THere is debate over what works best and what has the best performance to cost ratio.
Elon Musk of Tesla continues to say that you ONLY need stereo vision and his proof is that humans can drive cars and walk on sidewalks and only use stereo vision.
The counter argument is that the other companies all use multiple 3D LIDAR sensors and their cars are much better at driving than any Tesla.
So my opinion is that Elon Musk's theory is correct, stereo vios should be all that is needed but in practical terms, vision processing software is not so good and LIDAR data is much easier to process and in 2021 gives better result.
Again,my opinion.
1) Depth cameras are a really good compromise
2) no sensor can work if processed frame at a time. MANY frames of data must be accumulated to build-up an internal model of the world. So you are not going to detect a curb in noisy single frame of data. You need to look for some number of frames and build up an understanding of the local environment. All humans, dogs and self-drive cars do this.

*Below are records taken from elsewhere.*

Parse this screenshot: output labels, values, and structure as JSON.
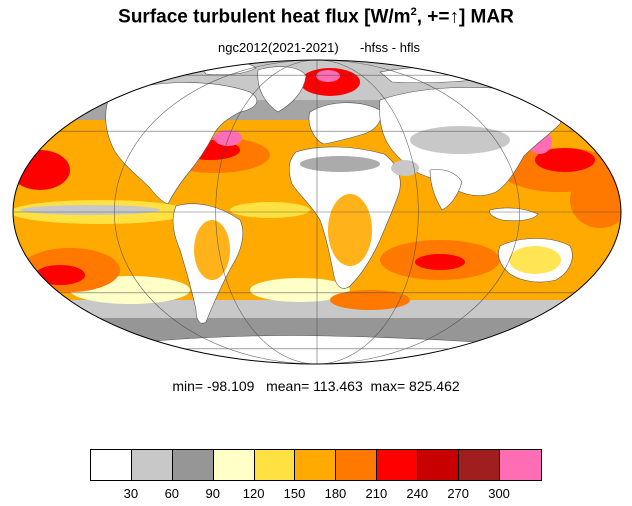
{
  "title": {
    "main": "Surface turbulent heat flux [W/m",
    "sup": "2",
    "suffix": ", +=↑]  MAR"
  },
  "subtitle": {
    "left": "ngc2012(2021-2021)",
    "right": "-hfss - hfls"
  },
  "stats": {
    "text": "min= -98.109   mean= 113.463  max= 825.462",
    "min": -98.109,
    "mean": 113.463,
    "max": 825.462
  },
  "colorbar": {
    "colors": [
      "#ffffff",
      "#c8c8c8",
      "#969696",
      "#ffffc8",
      "#ffe141",
      "#ffaa00",
      "#ff7800",
      "#ff0000",
      "#c80000",
      "#a01e1e",
      "#ff6eb4"
    ],
    "labels": [
      "30",
      "60",
      "90",
      "120",
      "150",
      "180",
      "210",
      "240",
      "270",
      "300"
    ]
  },
  "map": {
    "projection": "mollweide",
    "ocean_base_color": "#ffaa00",
    "land_color": "#ffffff",
    "graticule_color": "#444444"
  }
}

So do not expect to ever be able to buy a sensor that will detect every kind of object, sensors provide raw data, detection requires UNDERSTANDING the data.

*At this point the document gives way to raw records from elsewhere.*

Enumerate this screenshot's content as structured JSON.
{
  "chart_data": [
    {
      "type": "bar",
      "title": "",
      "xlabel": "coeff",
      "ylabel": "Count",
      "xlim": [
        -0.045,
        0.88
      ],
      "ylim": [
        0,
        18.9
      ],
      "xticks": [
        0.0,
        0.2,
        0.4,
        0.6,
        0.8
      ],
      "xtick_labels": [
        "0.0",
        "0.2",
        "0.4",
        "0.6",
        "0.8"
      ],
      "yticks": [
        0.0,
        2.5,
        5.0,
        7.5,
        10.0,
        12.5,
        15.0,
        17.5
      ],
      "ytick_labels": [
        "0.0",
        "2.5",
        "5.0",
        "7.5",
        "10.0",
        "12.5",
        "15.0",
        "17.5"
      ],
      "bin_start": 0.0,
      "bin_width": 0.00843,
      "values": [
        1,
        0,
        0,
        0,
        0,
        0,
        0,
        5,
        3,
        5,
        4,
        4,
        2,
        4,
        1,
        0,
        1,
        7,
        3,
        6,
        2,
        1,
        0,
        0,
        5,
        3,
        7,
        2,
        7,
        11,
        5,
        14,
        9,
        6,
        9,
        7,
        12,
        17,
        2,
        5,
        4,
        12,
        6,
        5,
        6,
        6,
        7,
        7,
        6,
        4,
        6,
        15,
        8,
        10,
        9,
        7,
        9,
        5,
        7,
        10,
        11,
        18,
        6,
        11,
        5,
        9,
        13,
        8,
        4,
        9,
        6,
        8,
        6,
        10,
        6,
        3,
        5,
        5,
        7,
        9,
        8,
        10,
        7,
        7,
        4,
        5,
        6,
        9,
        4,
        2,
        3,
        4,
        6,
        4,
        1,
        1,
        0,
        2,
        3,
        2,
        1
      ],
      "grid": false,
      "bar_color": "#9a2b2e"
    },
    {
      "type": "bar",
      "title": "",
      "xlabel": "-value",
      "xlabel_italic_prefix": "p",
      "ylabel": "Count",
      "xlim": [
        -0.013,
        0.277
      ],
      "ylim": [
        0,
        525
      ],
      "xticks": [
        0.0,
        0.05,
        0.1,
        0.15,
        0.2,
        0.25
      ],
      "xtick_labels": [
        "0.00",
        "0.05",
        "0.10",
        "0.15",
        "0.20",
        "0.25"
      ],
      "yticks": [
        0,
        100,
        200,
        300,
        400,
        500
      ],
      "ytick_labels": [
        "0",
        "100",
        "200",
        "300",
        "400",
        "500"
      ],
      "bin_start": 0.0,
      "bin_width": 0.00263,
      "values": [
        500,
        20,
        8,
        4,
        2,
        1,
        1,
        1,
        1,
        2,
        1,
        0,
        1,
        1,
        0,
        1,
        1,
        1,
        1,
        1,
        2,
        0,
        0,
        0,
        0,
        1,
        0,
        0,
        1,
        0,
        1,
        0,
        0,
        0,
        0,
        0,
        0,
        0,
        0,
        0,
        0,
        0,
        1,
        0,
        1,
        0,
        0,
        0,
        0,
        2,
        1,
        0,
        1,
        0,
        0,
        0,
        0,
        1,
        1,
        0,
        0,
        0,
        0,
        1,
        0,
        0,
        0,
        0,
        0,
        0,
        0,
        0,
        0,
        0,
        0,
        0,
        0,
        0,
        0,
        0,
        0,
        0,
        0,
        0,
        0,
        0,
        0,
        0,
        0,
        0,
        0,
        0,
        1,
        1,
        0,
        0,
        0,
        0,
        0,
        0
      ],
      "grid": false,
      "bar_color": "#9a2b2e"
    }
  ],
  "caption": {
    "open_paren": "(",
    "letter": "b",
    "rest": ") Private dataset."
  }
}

With one frame of data you would not be able to know the difference between a wall attached to a building and a bus that was going to run you down. You have to watch it for a half second and see if it is moving and how fast and in what direction and only then can you can "it is a curb because it is low and moving at me at the same speed I am moving forward".
It is critical to know your own speed and heading or else EVERYTHING looks like it is a moving object that is heading at you on a near collision course. Not until after you subject or your own motion can you see it is a fixed step.

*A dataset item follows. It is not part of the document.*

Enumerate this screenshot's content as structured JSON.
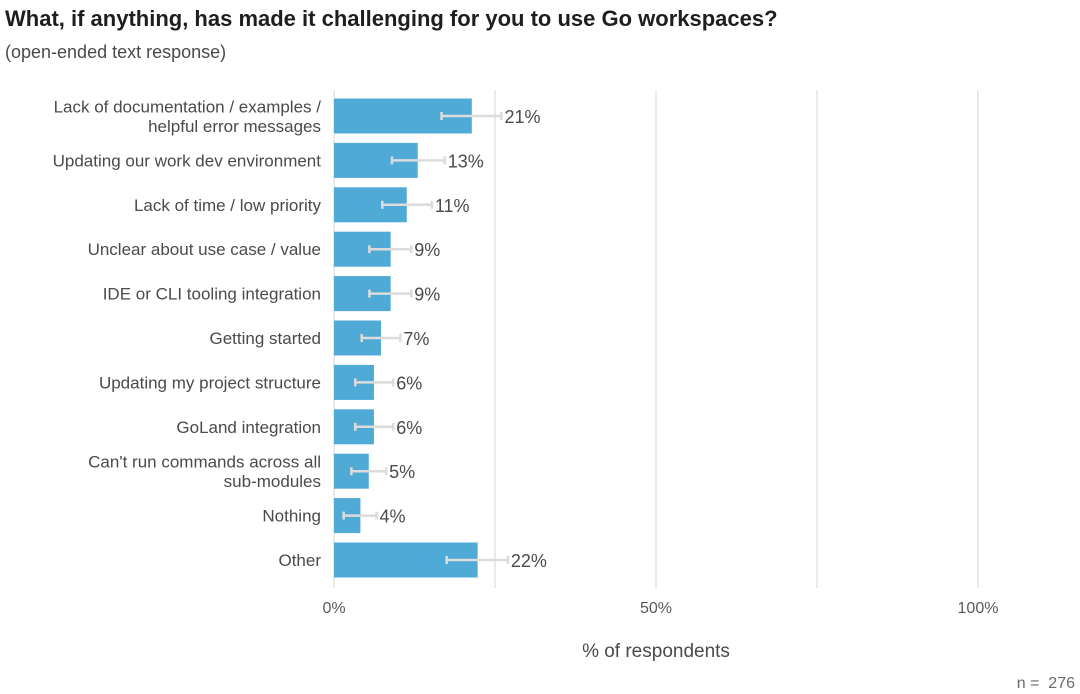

All of the engineering is in the processing. The argument for lidar over vision is that it is easier to process lidar. My argument is that a depth camera is very much like a lidar but cheaper and works well at shorter distances.
My guess -- You are going to need a depth camera and a powerful, trained neural network. The network converts pixels and depth onto a list of objects and objects then go to a tracker. Your motion planning must reference the list of tracked objects. This is not a job for a small microcontroller.